Franco Modigliani and Merton Miller’s propositions – MM without taxes

Franco Modigliani and Merton Miller (MM) developed a set of propositions known as the Modigliani-Miller propositions, which provide insights into the relationship between capital structure and firm value under certain assumptions. The original propositions formulated by MM assume a world without taxes. Let’s discuss these propositions:

  1. MM Proposition I (Without Taxes): MM Proposition I states that, in a world without taxes and bankruptcy costs, the value of a firm is independent of its capital structure. This means that the total market value of a firm is determined solely by its underlying cash flows and the risk of its assets, regardless of whether the firm is financed through debt or equity. The proposition implies that investors can replicate the capital structure of a firm by combining debt and equity in their own portfolios, achieving the same risk and return profile.
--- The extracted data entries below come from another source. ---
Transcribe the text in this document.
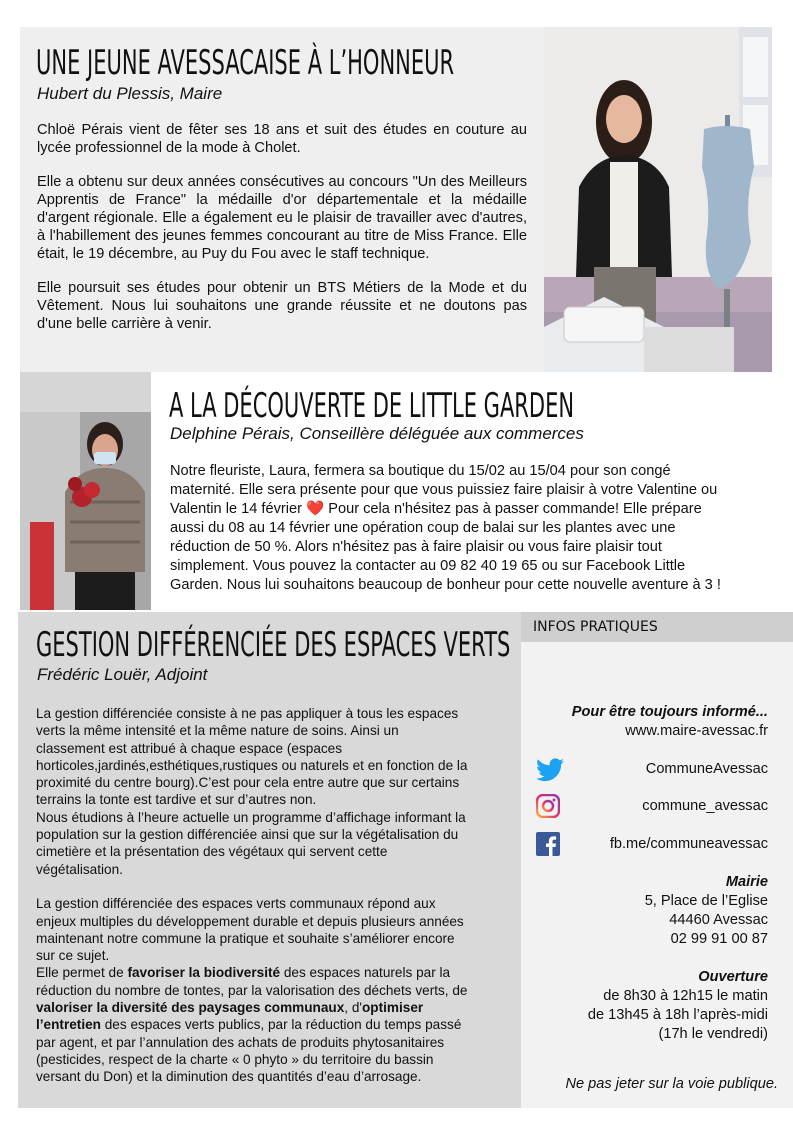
UNE JEUNE AVESSACAISE À L’HONNEUR
Hubert du Plessis, Maire

Chloë Pérais vient de fêter ses 18 ans et suit des études en couture au lycée professionnel de la mode à Cholet.

Elle a obtenu sur deux années consécutives au concours "Un des Meilleurs Apprentis de France" la médaille d'or départementale et la médaille d'argent régionale. Elle a également eu le plaisir de travailler avec d'autres, à l'habillement des jeunes femmes concourant au titre de Miss France. Elle était, le 19 décembre, au Puy du Fou avec le staff technique.

Elle poursuit ses études pour obtenir un BTS Métiers de la Mode et du Vêtement. Nous lui souhaitons une grande réussite et ne doutons pas d'une belle carrière à venir.

A LA DÉCOUVERTE DE LITTLE GARDEN
Delphine Pérais, Conseillère déléguée aux commerces
Notre fleuriste, Laura, fermera sa boutique du 15/02 au 15/04 pour son congé
maternité. Elle sera présente pour que vous puissiez faire plaisir à votre Valentine ou
Valentin le 14 février ❤️ Pour cela n'hésitez pas à passer commande! Elle prépare
aussi du 08 au 14 février une opération coup de balai sur les plantes avec une
réduction de 50 %. Alors n'hésitez pas à faire plaisir ou vous faire plaisir tout
simplement. Vous pouvez la contacter au 09 82 40 19 65 ou sur Facebook Little
Garden. Nous lui souhaitons beaucoup de bonheur pour cette nouvelle aventure à 3 !
GESTION DIFFÉRENCIÉE DES ESPACES VERTS
Frédéric Louër, Adjoint
La gestion différenciée consiste à ne pas appliquer à tous les espaces
verts la même intensité et la même nature de soins. Ainsi un
classement est attribué à chaque espace (espaces
horticoles,jardinés,esthétiques,rustiques ou naturels et en fonction de la
proximité du centre bourg).C’est pour cela entre autre que sur certains
terrains la tonte est tardive et sur d’autres non.
Nous étudions à l’heure actuelle un programme d’affichage informant la
population sur la gestion différenciée ainsi que sur la végétalisation du
cimetière et la présentation des végétaux qui servent cette
végétalisation.
La gestion différenciée des espaces verts communaux répond aux
enjeux multiples du développement durable et depuis plusieurs années
maintenant notre commune la pratique et souhaite s’améliorer encore
sur ce sujet.
Elle permet de favoriser la biodiversité des espaces naturels par la
réduction du nombre de tontes, par la valorisation des déchets verts, de
valoriser la diversité des paysages communaux, d'optimiser
l’entretien des espaces verts publics, par la réduction du temps passé
par agent, et par l’annulation des achats de produits phytosanitaires
(pesticides, respect de la charte « 0 phyto » du territoire du bassin
versant du Don) et la diminution des quantités d’eau d’arrosage.
INFOS PRATIQUES
Pour être toujours informé...
www.maire-avessac.fr
CommuneAvessac
commune_avessac
fb.me/communeavessac
Mairie
5, Place de l’Eglise
44460 Avessac
02 99 91 00 87
Ouverture
de 8h30 à 12h15 le matin
de 13h45 à 18h l’après-midi
(17h le vendredi)
Ne pas jeter sur la voie publique.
  2. MM Proposition II (Without Taxes): MM Proposition II states that, in a world without taxes and bankruptcy costs, the cost of equity is directly proportional to the firm’s leverage. The proposition suggests that the cost of equity increases as the proportion of debt in the capital structure increases. This is because investors perceive higher financial risk associated with greater leverage, requiring a higher return to compensate for the increased risk. The cost of debt remains constant under this proposition, as it is determined by external factors such as interest rates and the creditworthiness of the firm.